In fact, I think that adding more texture is really somewhat backwards looking, were you want to shoot for high fillrates, especially in older games -- Newer games call for much more ALU instead. It's really if your designing for last year's games or next years. We chose next year's.

Having said that, I would not mind more texture power (assuming more BW), but I would not want to reduce the ratio of ALU : TEX.

[Richard Huddy] We have the same kind of fundamental research as NVIDIA as to what kinds of shaders are being used now but also we go out to those developers who we think set the technical agenda and we look not only for their straight answers, which is not enough, but we get their shaders and we suggest changes to those shaders which might give better performance in different cases and we see which one we like. So we talk to the likes of Epic and so UE3 is all taken into account, and we talk to John Carmack. For instance, I’ll be out soon on an architecture tour soon and will be visiting Crytek I will ask them what balance they are looking at in their shaders and actually ask for the shaders because the balance they are looking at the software level is not actually the same at the hardware level as the driver has a quite different understanding of what that is.

On the flip side of that, though, is that with the performances of high end chips such as R580 end users are going to be more inclined towards using higher quality modes such as Anisotropic Filtering, which eats up more texture sampling capacity (especially with the new angle invariant mode added on the X1000 series). Given the spatial sampling requirements of Anisotropic Filtering would suggest that the operation is going to be optimal for cache hits, presumably this is going to be more bound by sample rate? Do you think we'll see cases where R580's relative performance to R520 is hurt more when AF is enabled, or do you just expect the increased ALU performance of R580 to offset that in most cases?

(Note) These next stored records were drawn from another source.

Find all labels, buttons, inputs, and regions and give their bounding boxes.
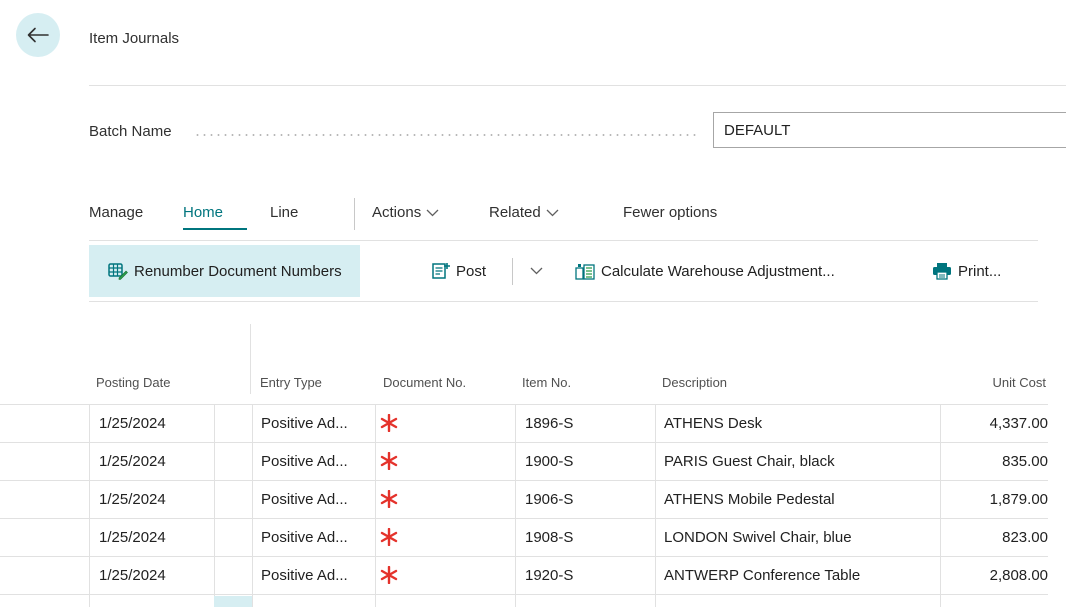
menu-separator xyxy=(354,198,355,230)
cell-entry-type[interactable]: Positive Ad... xyxy=(261,491,348,508)
printer-icon xyxy=(932,262,952,280)
cell-posting-date[interactable]: 1/25/2024 xyxy=(99,415,166,432)
cell-unit-cost[interactable]: 1,879.00 xyxy=(990,491,1048,508)
column-divider xyxy=(940,404,941,607)
back-button[interactable] xyxy=(16,13,60,57)
column-divider xyxy=(252,404,253,607)
cell-description[interactable]: PARIS Guest Chair, black xyxy=(664,453,835,470)
print-label: Print... xyxy=(958,262,1002,280)
cell-entry-type[interactable]: Positive Ad... xyxy=(261,529,348,546)
cell-description[interactable]: ATHENS Desk xyxy=(664,415,762,432)
back-arrow-icon xyxy=(27,27,49,43)
calculate-warehouse-adjustment-button[interactable]: Calculate Warehouse Adjustment... xyxy=(575,245,835,297)
column-header-entry-type[interactable]: Entry Type xyxy=(260,375,322,390)
column-divider xyxy=(375,404,376,607)
required-asterisk-icon xyxy=(380,414,398,432)
required-asterisk-icon xyxy=(380,452,398,470)
action-bar: Renumber Document Numbers Post Calculate… xyxy=(89,245,1039,297)
cell-posting-date[interactable]: 1/25/2024 xyxy=(99,491,166,508)
grid-frozen-column-line xyxy=(250,324,251,394)
menu-actions[interactable]: Actions xyxy=(372,204,439,221)
column-divider xyxy=(655,404,656,607)
column-header-unit-cost[interactable]: Unit Cost xyxy=(993,375,1046,390)
cell-entry-type[interactable]: Positive Ad... xyxy=(261,415,348,432)
menu-fewer-options[interactable]: Fewer options xyxy=(623,204,717,221)
menu-related-label: Related xyxy=(489,204,541,221)
cell-item-no[interactable]: 1906-S xyxy=(525,491,573,508)
post-icon xyxy=(432,262,450,280)
menu-related[interactable]: Related xyxy=(489,204,559,221)
row-divider xyxy=(0,480,1048,481)
column-header-description[interactable]: Description xyxy=(662,375,727,390)
row-selector[interactable] xyxy=(214,596,252,607)
chevron-down-icon xyxy=(426,209,439,217)
column-header-posting-date[interactable]: Posting Date xyxy=(96,375,170,390)
post-split-separator xyxy=(512,258,513,285)
chevron-down-icon xyxy=(546,209,559,217)
required-asterisk-icon xyxy=(380,528,398,546)
post-label: Post xyxy=(456,262,487,280)
required-asterisk-icon xyxy=(380,566,398,584)
menu-actions-label: Actions xyxy=(372,204,422,221)
cell-unit-cost[interactable]: 2,808.00 xyxy=(990,567,1048,584)
cell-unit-cost[interactable]: 835.00 xyxy=(1002,453,1048,470)
renumber-document-numbers-button[interactable]: Renumber Document Numbers xyxy=(89,245,360,297)
cell-posting-date[interactable]: 1/25/2024 xyxy=(99,567,166,584)
row-divider xyxy=(0,518,1048,519)
menu-manage[interactable]: Manage xyxy=(89,204,143,221)
cell-posting-date[interactable]: 1/25/2024 xyxy=(99,453,166,470)
action-divider xyxy=(89,301,1038,302)
post-dropdown-button[interactable] xyxy=(523,245,549,297)
cell-unit-cost[interactable]: 4,337.00 xyxy=(990,415,1048,432)
cell-description[interactable]: ANTWERP Conference Table xyxy=(664,567,860,584)
column-divider xyxy=(89,404,90,607)
row-divider xyxy=(0,556,1048,557)
cell-entry-type[interactable]: Positive Ad... xyxy=(261,453,348,470)
cell-item-no[interactable]: 1896-S xyxy=(525,415,573,432)
required-asterisk-icon xyxy=(380,490,398,508)
cell-unit-cost[interactable]: 823.00 xyxy=(1002,529,1048,546)
cell-item-no[interactable]: 1920-S xyxy=(525,567,573,584)
column-divider xyxy=(515,404,516,607)
menu-home[interactable]: Home xyxy=(183,204,223,221)
batch-name-input[interactable] xyxy=(713,112,1066,148)
row-divider xyxy=(0,404,1048,405)
renumber-label: Renumber Document Numbers xyxy=(134,262,342,280)
column-divider xyxy=(214,404,215,607)
print-button[interactable]: Print... xyxy=(932,245,1001,297)
calculate-label: Calculate Warehouse Adjustment... xyxy=(601,262,835,280)
cell-description[interactable]: LONDON Swivel Chair, blue xyxy=(664,529,852,546)
batch-name-leader-dots xyxy=(194,134,699,136)
column-header-document-no[interactable]: Document No. xyxy=(383,375,466,390)
row-divider xyxy=(0,442,1048,443)
menu-divider xyxy=(89,240,1038,241)
calculate-icon xyxy=(575,262,595,280)
menu-line[interactable]: Line xyxy=(270,204,298,221)
chevron-down-icon xyxy=(530,267,542,275)
column-header-item-no[interactable]: Item No. xyxy=(522,375,571,390)
cell-item-no[interactable]: 1908-S xyxy=(525,529,573,546)
menu-home-underline xyxy=(183,228,247,230)
cell-item-no[interactable]: 1900-S xyxy=(525,453,573,470)
renumber-icon xyxy=(108,262,128,280)
cell-description[interactable]: ATHENS Mobile Pedestal xyxy=(664,491,835,508)
row-divider xyxy=(0,594,1048,595)
page-title: Item Journals xyxy=(89,30,180,47)
cell-posting-date[interactable]: 1/25/2024 xyxy=(99,529,166,546)
batch-name-label: Batch Name xyxy=(89,123,172,140)
cell-entry-type[interactable]: Positive Ad... xyxy=(261,567,348,584)
post-button[interactable]: Post xyxy=(432,245,486,297)
header-divider xyxy=(89,85,1066,86)
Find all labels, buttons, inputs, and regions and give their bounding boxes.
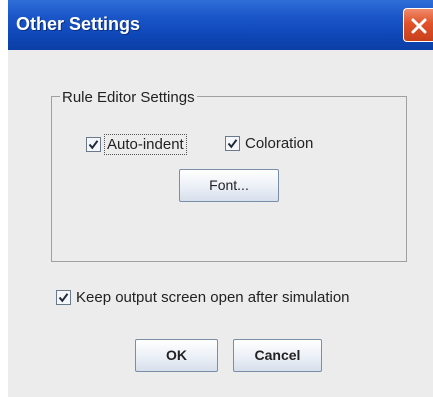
dialog-title: Other Settings [16, 14, 141, 34]
ok-button[interactable]: OK [135, 339, 218, 372]
checkmark-icon [88, 140, 99, 150]
close-icon [411, 18, 427, 34]
close-button[interactable] [403, 8, 433, 42]
coloration-label: Coloration [245, 135, 314, 152]
checkmark-icon [58, 293, 69, 303]
checkmark-icon [227, 139, 238, 149]
title-bar[interactable]: Other Settings [8, 0, 433, 50]
font-button[interactable]: Font... [179, 169, 279, 202]
keep-output-open-label: Keep output screen open after simulation [76, 289, 350, 306]
other-settings-dialog: Other Settings Rule Editor Settings Auto… [8, 0, 433, 397]
background-window-edge [0, 0, 8, 397]
coloration-option[interactable]: Coloration [225, 135, 313, 152]
cancel-button[interactable]: Cancel [233, 339, 322, 372]
rule-editor-settings-label: Rule Editor Settings [60, 89, 197, 106]
auto-indent-label: Auto-indent [104, 134, 187, 155]
auto-indent-option[interactable]: Auto-indent [86, 134, 187, 155]
auto-indent-checkbox[interactable] [86, 137, 101, 152]
coloration-checkbox[interactable] [225, 136, 240, 151]
keep-output-open-option[interactable]: Keep output screen open after simulation [56, 289, 350, 306]
keep-output-open-checkbox[interactable] [56, 290, 71, 305]
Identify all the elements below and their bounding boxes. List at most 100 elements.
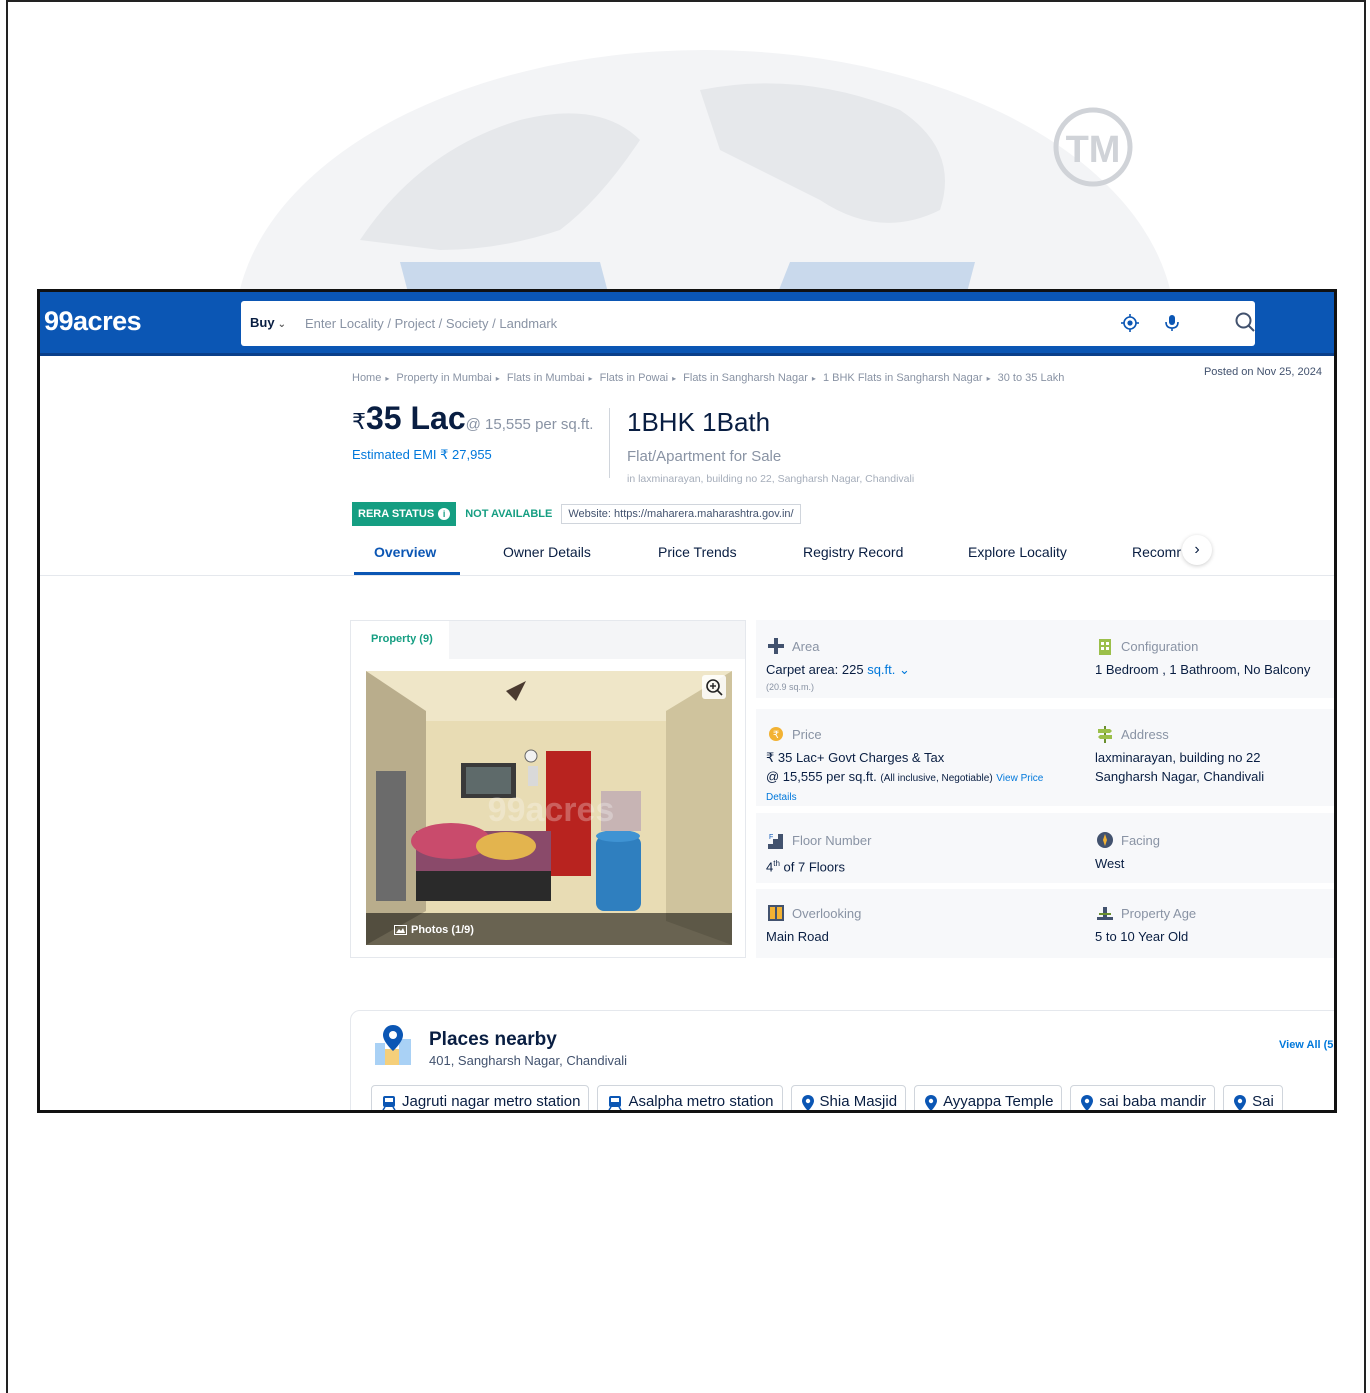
breadcrumb: Home ▸ Property in Mumbai ▸ Flats in Mumba…: [352, 372, 1065, 384]
place-chip[interactable]: Jagruti nagar metro station: [371, 1085, 590, 1110]
places-subtitle: 401, Sangharsh Nagar, Chandivali: [429, 1053, 628, 1068]
photo-gallery: Property (9) 99acres Photos (1/9): [350, 620, 746, 958]
chevron-down-icon: ⌄: [277, 319, 286, 330]
breadcrumb-item[interactable]: 1 BHK Flats in Sangharsh Nagar: [823, 372, 983, 384]
property-type: Flat/Apartment for Sale: [627, 448, 782, 465]
places-title: Places nearby: [429, 1029, 557, 1050]
view-all-link[interactable]: View All (5: [1279, 1039, 1333, 1051]
breadcrumb-item[interactable]: Property in Mumbai: [396, 372, 491, 384]
price-tag-icon: ₹: [769, 727, 783, 741]
address-label: Address: [1121, 726, 1169, 742]
detail-facing: Facing West: [1095, 830, 1334, 873]
location-pin-icon: [1081, 1095, 1094, 1110]
place-chip-label: Jagruti nagar metro station: [402, 1093, 581, 1110]
price-line-1: ₹ 35 Lac+ Govt Charges & Tax: [766, 750, 945, 765]
info-icon[interactable]: i: [438, 508, 451, 520]
place-chip[interactable]: Shia Masjid: [790, 1085, 907, 1110]
area-value: Carpet area: 225: [766, 662, 864, 677]
breadcrumb-item[interactable]: Home: [352, 372, 381, 384]
buy-dropdown-label: Buy: [250, 315, 275, 330]
tab-recommendations[interactable]: Recomr: [1132, 544, 1181, 560]
price-label: Price: [792, 726, 822, 742]
chevron-down-icon: ⌄: [895, 662, 910, 677]
property-location: in laxminarayan, building no 22, Sanghar…: [627, 473, 915, 485]
breadcrumb-item[interactable]: 30 to 35 Lakh: [998, 372, 1065, 384]
estimated-emi-link[interactable]: Estimated EMI ₹ 27,955: [352, 447, 492, 463]
site-logo[interactable]: 99acres: [44, 306, 142, 337]
price-block: ₹35 Lac@ 15,555 per sq.ft.: [352, 400, 593, 437]
search-bar[interactable]: Buy ⌄ Enter Locality / Project / Society …: [241, 301, 1255, 346]
image-icon: [394, 925, 407, 935]
area-sqm: (20.9 sq.m.): [766, 682, 815, 692]
gallery-tabbar: Property (9): [351, 621, 745, 659]
place-chip[interactable]: Asalpha metro station: [597, 1085, 783, 1110]
view-price-details-link[interactable]: View Price: [996, 773, 1043, 784]
place-chip-label: Shia Masjid: [819, 1093, 898, 1110]
rera-website[interactable]: Website: https://maharera.maharashtra.go…: [561, 504, 801, 524]
configuration-value: 1 Bedroom , 1 Bathroom, No Balcony: [1095, 662, 1311, 677]
photo-count-label: Photos (1/9): [411, 924, 474, 936]
place-chip[interactable]: Sai: [1223, 1085, 1283, 1110]
photo-watermark: 99acres: [488, 791, 615, 829]
detail-floor: F Floor Number 4th of 7 Floors: [766, 830, 1086, 876]
section-tabs: Overview Owner Details Price Trends Regi…: [40, 532, 1334, 576]
property-title: 1BHK 1Bath: [627, 407, 771, 437]
property-age-value: 5 to 10 Year Old: [1095, 929, 1189, 944]
rupee-symbol: ₹: [352, 409, 366, 434]
active-tab-indicator: [354, 572, 460, 575]
place-chip-label: sai baba mandir: [1099, 1093, 1207, 1110]
construction-icon: [1097, 907, 1113, 920]
facing-label: Facing: [1121, 832, 1161, 848]
location-pin-icon: [801, 1095, 814, 1110]
tab-owner-details[interactable]: Owner Details: [503, 544, 591, 560]
detail-configuration: Configuration 1 Bedroom , 1 Bathroom, No…: [1095, 636, 1334, 679]
screenshot-window: 99acres Buy ⌄ Enter Locality / Project / …: [37, 289, 1337, 1113]
area-unit-dropdown[interactable]: sq.ft.: [867, 662, 895, 677]
tab-price-trends[interactable]: Price Trends: [658, 544, 737, 560]
tab-registry-record[interactable]: Registry Record: [803, 544, 903, 560]
search-icon[interactable]: [1234, 311, 1256, 333]
rera-status-label: RERA STATUS: [358, 508, 435, 520]
area-label: Area: [792, 638, 820, 654]
locate-me-icon[interactable]: [1121, 314, 1139, 332]
tabs-next-arrow-icon[interactable]: ›: [1182, 535, 1212, 565]
gallery-tab-property[interactable]: Property (9): [351, 621, 449, 659]
price-note: (All inclusive, Negotiable): [880, 773, 993, 784]
window-icon: [768, 905, 784, 921]
location-pin-icon: [1234, 1095, 1247, 1110]
compass-icon: [1097, 832, 1113, 848]
floor-total: of 7 Floors: [783, 859, 845, 875]
configuration-label: Configuration: [1121, 638, 1199, 654]
top-navbar: 99acres Buy ⌄ Enter Locality / Project / …: [40, 292, 1334, 356]
breadcrumb-item[interactable]: Flats in Sangharsh Nagar: [683, 372, 808, 384]
tab-overview[interactable]: Overview: [374, 544, 436, 560]
rera-row: RERA STATUS i NOT AVAILABLE Website: htt…: [352, 502, 801, 526]
overlooking-value: Main Road: [766, 929, 829, 944]
area-icon: [768, 638, 784, 654]
facing-value: West: [1095, 856, 1125, 871]
photo-count[interactable]: Photos (1/9): [394, 924, 474, 936]
places-nearby-card: Places nearby 401, Sangharsh Nagar, Chan…: [350, 1010, 1334, 1110]
search-input[interactable]: Enter Locality / Project / Society / Lan…: [305, 316, 557, 331]
places-chips: Jagruti nagar metro station Asalpha metr…: [371, 1085, 1283, 1110]
property-photo[interactable]: 99acres Photos (1/9): [366, 671, 732, 945]
zoom-icon[interactable]: [702, 675, 726, 699]
photo-caption-bar: Photos (1/9): [366, 913, 732, 945]
price-line-2: @ 15,555 per sq.ft.: [766, 769, 877, 784]
microphone-icon[interactable]: [1163, 313, 1181, 333]
floor-suffix: th: [773, 859, 780, 868]
breadcrumb-item[interactable]: Flats in Mumbai: [507, 372, 585, 384]
metro-icon: [382, 1096, 396, 1110]
tab-explore-locality[interactable]: Explore Locality: [968, 544, 1067, 560]
metro-icon: [608, 1096, 623, 1110]
place-chip[interactable]: Ayyappa Temple: [914, 1085, 1063, 1110]
svg-text:F: F: [769, 834, 773, 841]
room-photo-illustration: 99acres: [366, 671, 732, 945]
buy-dropdown[interactable]: Buy ⌄: [250, 315, 286, 330]
price-amount: 35 Lac: [366, 400, 466, 436]
view-price-details-link-cont[interactable]: Details: [766, 788, 1081, 807]
breadcrumb-item[interactable]: Flats in Powai: [600, 372, 668, 384]
place-chip[interactable]: sai baba mandir: [1070, 1085, 1216, 1110]
address-line-2: Sangharsh Nagar, Chandivali: [1095, 769, 1265, 784]
place-chip-label: Asalpha metro station: [628, 1093, 774, 1110]
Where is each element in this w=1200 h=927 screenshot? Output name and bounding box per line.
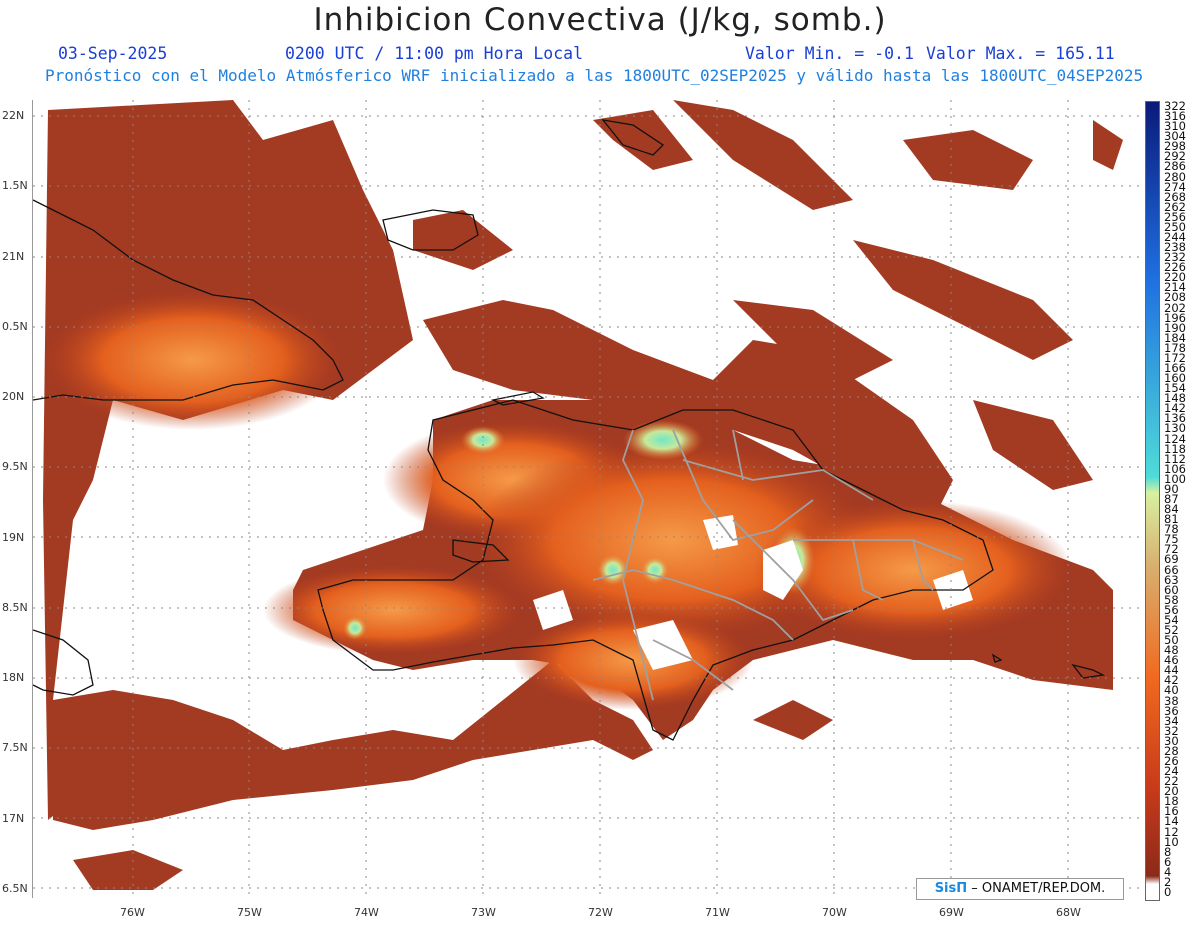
- hot-cuba: [43, 290, 343, 430]
- value-min: Valor Min. = -0.1: [745, 44, 914, 63]
- lat-label: 17N: [2, 812, 25, 825]
- forecast-time: 0200 UTC / 11:00 pm Hora Local: [285, 44, 584, 63]
- lat-label: 0.5N: [2, 320, 28, 333]
- peak-5: [623, 420, 703, 460]
- lat-label: 18N: [2, 671, 25, 684]
- colorbar: [1145, 101, 1160, 901]
- field-north-band-2: [593, 110, 693, 170]
- chart-title: Inhibicion Convectiva (J/kg, somb.): [313, 2, 887, 38]
- forecast-date: 03-Sep-2025: [58, 44, 168, 63]
- value-max: Valor Max. = 165.11: [926, 44, 1115, 63]
- lon-label: 70W: [822, 906, 847, 919]
- map-panel: [32, 100, 1139, 898]
- lat-label: 1.5N: [2, 179, 28, 192]
- peak-6: [461, 426, 505, 454]
- field-sw-streaks: [73, 850, 183, 890]
- lon-label: 75W: [237, 906, 262, 919]
- hot-sw-peninsula: [263, 565, 523, 655]
- coast-jamaica: [33, 629, 94, 696]
- lat-label: 9.5N: [2, 460, 28, 473]
- lat-label: 8.5N: [2, 601, 28, 614]
- field-ne-band-2: [903, 130, 1033, 190]
- lon-label: 71W: [705, 906, 730, 919]
- lon-label: 72W: [588, 906, 613, 919]
- field-ne-corner: [1093, 120, 1123, 170]
- brand-logo-text: SisΠ: [934, 881, 968, 896]
- field-se-streak: [753, 700, 833, 740]
- cin-field-map: [33, 100, 1139, 898]
- lon-label: 69W: [939, 906, 964, 919]
- field-east-bands: [853, 240, 1073, 360]
- model-subtitle: Pronóstico con el Modelo Atmósferico WRF…: [45, 66, 1144, 85]
- colorbar-tick-label: 0: [1164, 885, 1172, 899]
- lon-label: 76W: [120, 906, 145, 919]
- lon-label: 74W: [354, 906, 379, 919]
- peak-4: [343, 616, 367, 640]
- credit-box: SisΠ – ONAMET/REP.DOM.: [916, 878, 1124, 900]
- field-north-band: [413, 210, 513, 270]
- lat-label: 22N: [2, 109, 25, 122]
- gap-5: [363, 390, 413, 430]
- lat-label: 7.5N: [2, 741, 28, 754]
- lat-label: 6.5N: [2, 882, 28, 895]
- lat-label: 20N: [2, 390, 25, 403]
- credit-text: – ONAMET/REP.DOM.: [971, 881, 1106, 896]
- field-east-bands-3: [973, 400, 1093, 490]
- peak-3: [641, 556, 669, 584]
- lat-label: 21N: [2, 250, 25, 263]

[Eric Demers] I haven't checked completely, but roughly, X1900 AF seems to have about the same performance hit as X1800 AF. Having said that, it should, logically, have a slightly higher performance hit on X1900 than X1800, due to the higher texture bottleneck. However, in all these cases, the R580 can never be slower, per cycle, than an X1800 – It's always going to be at least the same or faster (or much faster). As well, the fetch4 support will actually allow the X1900 to improve performance in single component textures (such as shadow maps), so, effectively, the X1900 will be even faster, in general, on texturing. Finally, unless you're running a very simple app that just is texture limited, the R580's extra shading firepower will kick in to always improve performance more than any texture offset, to give effectively higher performance per cycle, than an R520.

What do you see as being the balance of bandwidth utilisation between textures and ROP's at the moment?

[Eric Demers] Right now, they seem to balance at 1:1 (TEX:ROP), but the trend is towards lowering ROPs, in general. The reality is that shading per pixel is increasing, which usually means many ALUs and many textures per pixel, as well as many cycles per pixel. Since we need only 1 ROP per cycle per pixel, effectively, the ROP throughput requirement is going down on new apps. An RV530 is a prime example – It doesn't have more ROP than the R515, but having triple the shading and double the Z, it's around 2x the speed of the R515 in a lot of cases. Finally, with HDR becoming more popular, the BW requirements of these pixels is high, so that the ROP throughput is possibly going down, even though each operation is 2x wider.